In 1983, DPA’s functions were absorbed by other portions of the institution, and Weaver returned to the Division of Musical Instruments at the National Museum of American History (NMAH), as the National Museum of History and Technology had been renamed in 1980.

In addition to his Smithsonian activities, Weaver occasionally appeared with the National Symphony Orchestra and various professional choruses of the area. With the Smithsonian Chamber Players, he had a presence in the inaugural festivities for Jimmy Carter and later performed twice, including once as harpsichord soloist, at the Carter White House. He was subsequently invited to play at five inaugural luncheons, from Ronald Reagan’s second inaugural to George W. Bush’s first. Weaver taught at various times at American University, the University of Maryland, Cornell University, the Aston Magna Academy, and the Baroque Performance Institute at Oberlin Conservatory of Music.

Following his move to Washington, D.C., in the 1960s, Weaver served as organist or organist/choirmaster at several churches, including Baltimore’s Mount Calvary Church, Washington’s St. Columba’s Episcopal Church and All Souls Episcopal Church, and finally at All Hallows Episcopal Church, Davidsonville, Maryland.

Following retirement from the Smithsonian, Weaver was appointed executive director (later chief executive officer) of the Organ Historical Society. During the last years of his tenure at the OHS, he supervised the relocation of its headquarters and archives to “Stoneleigh” in Villanova, Pennsylvania. He also expanded the E. Power Biggs Fellowship program.

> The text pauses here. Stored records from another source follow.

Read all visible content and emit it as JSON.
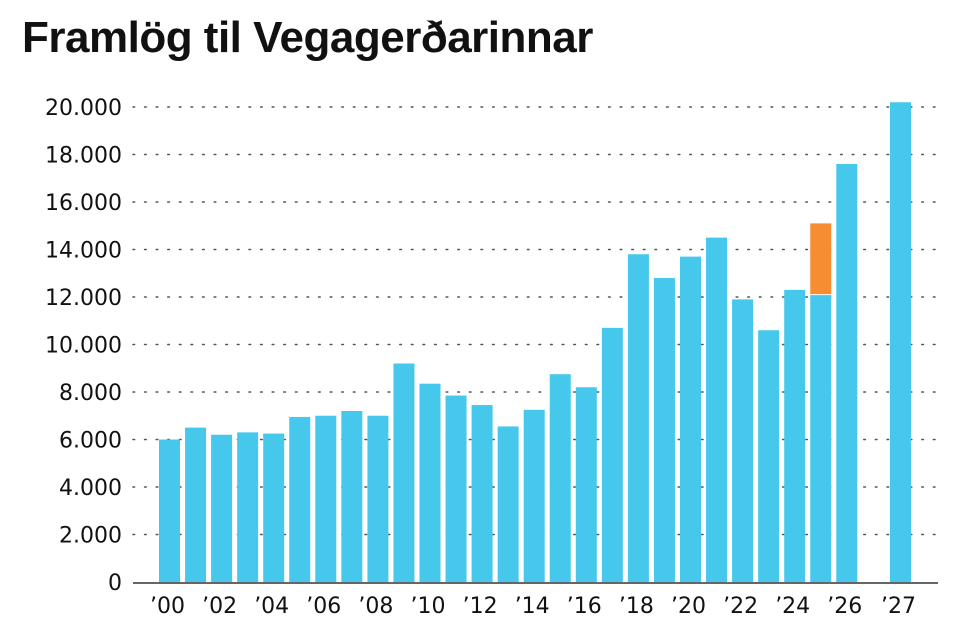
{
  "title": "Framlög til Vegagerðarinnar",
  "colors": {
    "bar": "#45c8ec",
    "highlight": "#f68d33",
    "grid": "#555555",
    "text": "#111111"
  },
  "chart_data": {
    "type": "bar",
    "stacked": true,
    "title": "Framlög til Vegagerðarinnar",
    "xlabel": "",
    "ylabel": "",
    "ylim": [
      0,
      20000
    ],
    "yticks": [
      0,
      2000,
      4000,
      6000,
      8000,
      10000,
      12000,
      14000,
      16000,
      18000,
      20000
    ],
    "ytick_labels": [
      "0",
      "2.000",
      "4.000",
      "6.000",
      "8.000",
      "10.000",
      "12.000",
      "14.000",
      "16.000",
      "18.000",
      "20.000"
    ],
    "grid": "horizontal dotted",
    "categories": [
      "2000",
      "2001",
      "2002",
      "2003",
      "2004",
      "2005",
      "2006",
      "2007",
      "2008",
      "2009",
      "2010",
      "2011",
      "2012",
      "2013",
      "2014",
      "2015",
      "2016",
      "2017",
      "2018",
      "2019",
      "2020",
      "2021",
      "2022",
      "2023",
      "2024",
      "2025",
      "2026",
      "2027"
    ],
    "xtick_labels": [
      "’00",
      "’02",
      "’04",
      "’06",
      "’08",
      "’10",
      "’12",
      "’14",
      "’16",
      "’18",
      "’20",
      "’22",
      "’24",
      "’26",
      "’27"
    ],
    "series": [
      {
        "values": [
          6000,
          6500,
          6200,
          6300,
          6250,
          6950,
          7000,
          7200,
          7000,
          9200,
          8350,
          7850,
          7450,
          6550,
          7250,
          8750,
          8200,
          10700,
          13800,
          12800,
          13700,
          14500,
          11900,
          10600,
          12300,
          12100,
          17600,
          20200
        ]
      },
      {
        "values": [
          0,
          0,
          0,
          0,
          0,
          0,
          0,
          0,
          0,
          0,
          0,
          0,
          0,
          0,
          0,
          0,
          0,
          0,
          0,
          0,
          0,
          0,
          0,
          0,
          0,
          3000,
          0,
          0
        ]
      }
    ]
  }
}
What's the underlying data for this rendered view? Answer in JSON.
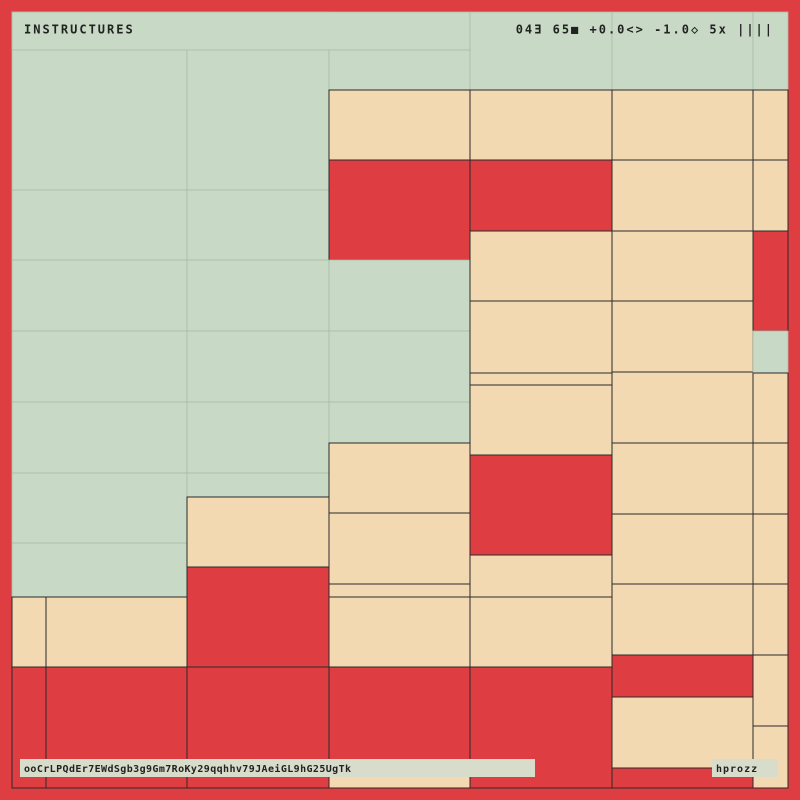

James Merle Weaver is survived by husband/partner Samuel Baker; son Evan (Jill), three grandchildren, and two great-grandchildren. He was predeceased by wife Patricia Estell and long-time former partner Eugene Behlen. Memorial gifts may be given to the Biggs Fellowship Program of the Organ Historical Society, 330 N. Spring Mill Road, Villanova, PA 19085; or the Friends of Music at the Smithsonian, P. O.